Probably because they’d rather report anything other than positive news about the economy, we’ve been hearing a lot about how a few inches of rain stranded the attendees of this year’s Burning Man for a few days. A friend of mine is there, and she’s fine. Burning Man has become sort of a joke; it changes you, it’s a lifestyle, it’s a bunch of privileged white people performing an excessive display of wealth that damages a pristine natural area, it’s a mockery of deprivation by people who’ve never known it, and it’s a goofy pseudo-spiritual ritual for people with too much money. It’s all of those things and more.
I attended Burning Man in 1998.
Back then, “only” fifteen thousand people attended, and MTV discovered it the year before. This year, over eighty thousand descended upon the tiny gypsum mining town of Gerlach to despoil the nearby playa. I do not think I went “in the good days.” It was already a joke then, just fewer people knew about it. That being said, I had a good time, but I never went again. Like many things affluent white nerds do, it was highly affected and depended on you not really questioning what you were doing.
I can’t remember where I got the idea. Probably from some furries I knew on the internet. Me and two coworkers who I no longer speak to rented the tiniest RV we could find, piled in with water containers, MREs, costumes, mountain bikes, booze, and drugs, and drove from Minneapolis to Reno. The thing couldn’t go over 55MPH with our load, so Nebraska took forever. We drove in shifts, never stopping, and got a blowout at one point. But we made it. We filled our water containers—all 42 gallons of them, plus what the RV held—at an RV park in Winnemucca, and rolled into Gerlach for a week of debauchery and delight.
Honestly, I don’t know how long I was there. Four days? I had serious sleep apnea at the time, which is like having a serious drug addiction. There are people who I barely remember from that era, who I really should. I can’t remember their names, even. Thankfully, I paid off my sleep debt, but the holes in my memory remain.

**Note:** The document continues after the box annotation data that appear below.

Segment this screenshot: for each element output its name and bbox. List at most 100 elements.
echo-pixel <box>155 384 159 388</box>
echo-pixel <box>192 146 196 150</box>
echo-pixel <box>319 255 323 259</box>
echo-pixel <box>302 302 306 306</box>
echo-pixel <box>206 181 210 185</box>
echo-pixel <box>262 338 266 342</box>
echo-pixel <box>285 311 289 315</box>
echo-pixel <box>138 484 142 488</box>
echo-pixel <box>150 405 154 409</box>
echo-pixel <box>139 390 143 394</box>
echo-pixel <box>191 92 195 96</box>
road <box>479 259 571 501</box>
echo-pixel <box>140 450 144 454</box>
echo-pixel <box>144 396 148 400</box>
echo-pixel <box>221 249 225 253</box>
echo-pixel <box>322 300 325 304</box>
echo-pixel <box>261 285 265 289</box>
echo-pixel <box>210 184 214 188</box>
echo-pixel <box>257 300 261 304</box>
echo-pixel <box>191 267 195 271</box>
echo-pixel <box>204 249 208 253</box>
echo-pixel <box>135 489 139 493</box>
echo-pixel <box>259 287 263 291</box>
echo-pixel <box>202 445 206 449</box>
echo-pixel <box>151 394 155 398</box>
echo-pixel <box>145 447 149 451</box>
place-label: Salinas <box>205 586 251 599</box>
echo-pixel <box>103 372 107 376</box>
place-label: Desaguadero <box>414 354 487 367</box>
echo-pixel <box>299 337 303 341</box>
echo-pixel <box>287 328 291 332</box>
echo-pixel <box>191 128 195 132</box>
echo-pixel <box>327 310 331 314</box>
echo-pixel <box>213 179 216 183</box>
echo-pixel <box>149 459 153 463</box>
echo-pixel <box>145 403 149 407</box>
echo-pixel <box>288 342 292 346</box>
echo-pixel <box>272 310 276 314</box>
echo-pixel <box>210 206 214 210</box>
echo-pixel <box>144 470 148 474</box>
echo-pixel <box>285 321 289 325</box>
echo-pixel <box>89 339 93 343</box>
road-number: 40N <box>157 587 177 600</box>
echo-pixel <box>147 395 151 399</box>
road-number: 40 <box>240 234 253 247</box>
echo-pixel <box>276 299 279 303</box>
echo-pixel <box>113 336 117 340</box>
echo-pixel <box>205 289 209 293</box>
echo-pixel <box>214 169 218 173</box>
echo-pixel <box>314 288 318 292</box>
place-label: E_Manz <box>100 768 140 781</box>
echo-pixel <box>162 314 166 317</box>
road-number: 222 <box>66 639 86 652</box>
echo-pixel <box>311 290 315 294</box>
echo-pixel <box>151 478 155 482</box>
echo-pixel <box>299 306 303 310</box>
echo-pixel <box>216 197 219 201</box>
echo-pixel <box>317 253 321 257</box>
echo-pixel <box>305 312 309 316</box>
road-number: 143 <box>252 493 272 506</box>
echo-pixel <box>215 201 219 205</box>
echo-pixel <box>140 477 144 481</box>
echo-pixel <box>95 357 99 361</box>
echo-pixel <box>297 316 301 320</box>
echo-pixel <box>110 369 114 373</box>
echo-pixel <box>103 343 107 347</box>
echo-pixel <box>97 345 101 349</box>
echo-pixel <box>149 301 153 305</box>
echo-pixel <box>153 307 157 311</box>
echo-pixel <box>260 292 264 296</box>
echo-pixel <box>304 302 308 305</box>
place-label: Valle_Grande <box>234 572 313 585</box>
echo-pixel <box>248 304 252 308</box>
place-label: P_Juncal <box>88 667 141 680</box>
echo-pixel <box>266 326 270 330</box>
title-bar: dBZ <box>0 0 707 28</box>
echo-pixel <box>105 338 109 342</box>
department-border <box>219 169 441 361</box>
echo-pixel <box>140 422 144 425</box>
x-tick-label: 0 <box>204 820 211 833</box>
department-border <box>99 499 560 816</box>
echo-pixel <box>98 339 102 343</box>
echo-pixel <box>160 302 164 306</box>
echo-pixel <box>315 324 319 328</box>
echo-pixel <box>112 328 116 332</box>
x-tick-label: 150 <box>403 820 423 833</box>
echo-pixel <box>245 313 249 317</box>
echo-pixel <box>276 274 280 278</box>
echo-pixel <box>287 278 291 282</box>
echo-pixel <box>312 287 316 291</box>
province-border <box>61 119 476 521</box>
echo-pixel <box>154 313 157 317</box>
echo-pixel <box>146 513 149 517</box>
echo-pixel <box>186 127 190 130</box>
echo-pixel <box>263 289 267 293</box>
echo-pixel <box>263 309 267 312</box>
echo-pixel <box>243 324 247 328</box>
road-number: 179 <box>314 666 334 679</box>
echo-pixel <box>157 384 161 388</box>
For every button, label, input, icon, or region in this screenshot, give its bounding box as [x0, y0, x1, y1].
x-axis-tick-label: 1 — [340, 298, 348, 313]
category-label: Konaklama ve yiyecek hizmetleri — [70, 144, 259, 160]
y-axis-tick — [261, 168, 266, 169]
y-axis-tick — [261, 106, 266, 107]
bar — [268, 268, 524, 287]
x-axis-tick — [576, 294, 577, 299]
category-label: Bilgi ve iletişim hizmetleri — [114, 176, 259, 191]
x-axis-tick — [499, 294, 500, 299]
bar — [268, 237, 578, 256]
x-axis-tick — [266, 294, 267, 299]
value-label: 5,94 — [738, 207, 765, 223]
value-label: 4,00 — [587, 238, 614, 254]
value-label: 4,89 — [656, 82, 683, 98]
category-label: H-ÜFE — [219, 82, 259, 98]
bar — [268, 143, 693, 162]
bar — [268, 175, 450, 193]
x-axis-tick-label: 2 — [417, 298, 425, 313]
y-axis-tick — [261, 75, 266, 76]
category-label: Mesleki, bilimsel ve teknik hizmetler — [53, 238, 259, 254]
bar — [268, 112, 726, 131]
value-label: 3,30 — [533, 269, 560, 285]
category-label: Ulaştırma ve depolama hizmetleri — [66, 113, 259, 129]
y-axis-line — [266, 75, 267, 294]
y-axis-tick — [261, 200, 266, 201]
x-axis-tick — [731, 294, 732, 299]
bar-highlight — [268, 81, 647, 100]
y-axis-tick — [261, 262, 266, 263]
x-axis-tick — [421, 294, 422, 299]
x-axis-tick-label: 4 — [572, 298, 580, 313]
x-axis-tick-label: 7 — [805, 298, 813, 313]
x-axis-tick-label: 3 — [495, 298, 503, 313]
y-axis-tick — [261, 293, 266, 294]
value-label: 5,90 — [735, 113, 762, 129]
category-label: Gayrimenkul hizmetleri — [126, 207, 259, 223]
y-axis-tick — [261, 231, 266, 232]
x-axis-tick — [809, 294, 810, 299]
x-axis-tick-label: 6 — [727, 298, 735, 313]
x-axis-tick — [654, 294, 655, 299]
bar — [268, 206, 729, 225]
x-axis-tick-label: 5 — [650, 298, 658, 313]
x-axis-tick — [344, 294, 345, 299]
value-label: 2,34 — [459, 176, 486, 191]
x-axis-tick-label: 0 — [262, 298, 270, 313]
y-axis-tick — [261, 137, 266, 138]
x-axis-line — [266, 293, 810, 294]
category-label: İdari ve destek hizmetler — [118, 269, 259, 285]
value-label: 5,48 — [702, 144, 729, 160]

We didn’t have much to offer visitors except shade and water, after we set up the awning and tied a tarp from it to our California friends’ RV. I remember their online handles: Tugrik, Frang, Revar. (Big names in the FurryMUCK community that I wrote about in “The Beast in Me.”) Frang made beer, before it was common, and passed around bottles of heavy stout. Someone had a laser they programmed to perform a light show against the mountains.
Christopher (the golden man in the above photo) and I rode our mountain bikes all over camp in the searing heat, following some land yachts powered by huge sails. They looked like fun. We grabbed onto the rear of one for a ride, and then watched them sail off into the distance, and crash. Someone fell off and broke their neck. We rode to the emergency tent to notify the EMTs. That was the only injury I remember. Someone had their car stolen, which sucked. We were lucky to be in a big camp (seen at the top of the page) so our shit wasn’t messed with.
We wandered the camp at night and hung with strangers, bartering Frang’s beer for Pan-Galactic Gargle Blasters which led to the boa photo of me up there. I’m drunker than I look, if that’s possible. There were people who delivered the mail, and I can’t remember if they were random letters they’d written or not. I can’t imagine not asking for one, but if I did, it’s been lost.
I imagine Tugrik and Frang and Revar may find this if they have Google Alerts for their names, and as tech folk, they might. They were good people, and I regret losing touch with them. I’m pretty sure it was their idea to pull this off, and we all came home happy and alive.
The Burn is what gives the event its name. I think these photos are film, scanned. I had a one megapixel digital camera around this time, but these photos look better than that. We conga-lined around the burning neon god and threw in our sacrifices. Firefighters were on hand, in case anything got out of said hand.
It was exciting, but the burn took the air out of everything. After that, it was over. We had to get back to reality. I think what saddened me most about leaving was seeing all the bags of trash people tossed out of their vehicles onto the highway out of town. We were told not to leave the ashes of our fire, to dig it out, to not contaminate the playa. And we did. I don’t know what I was expecting, people are people. I pulled into a truck stop so we could shower, and I stuffed our garbage into their dumpsters.
If Burning Man calls to you, I recommend you go. Me, I’d rather explore wildish places on my feet or bike and not build a temporary cyberpunk zen garden there. But you do you. I did have an awesome time.
If you liked the Nudist Camp in the Pines essay, photographer extraordinaire Diane Arbus visited Sunshine Park. This photo, now at the Met, is of a waitress who worked there.
I like this; I've never had any interest in attending Burning Man and don't expect I ever will, but to each their own. I know people who love it. Also, this is the first I'm hearing of things going awry this year. One of the benefits of keeping one's head buried in the news sand as it relates to a lot of things, I guess. Still, I'm happy to hear our mutual friend is okay.
It's the sort of thing I would like to have experienced.... But not what I'd like to experience now.
But great to see the photos and hear your recollections.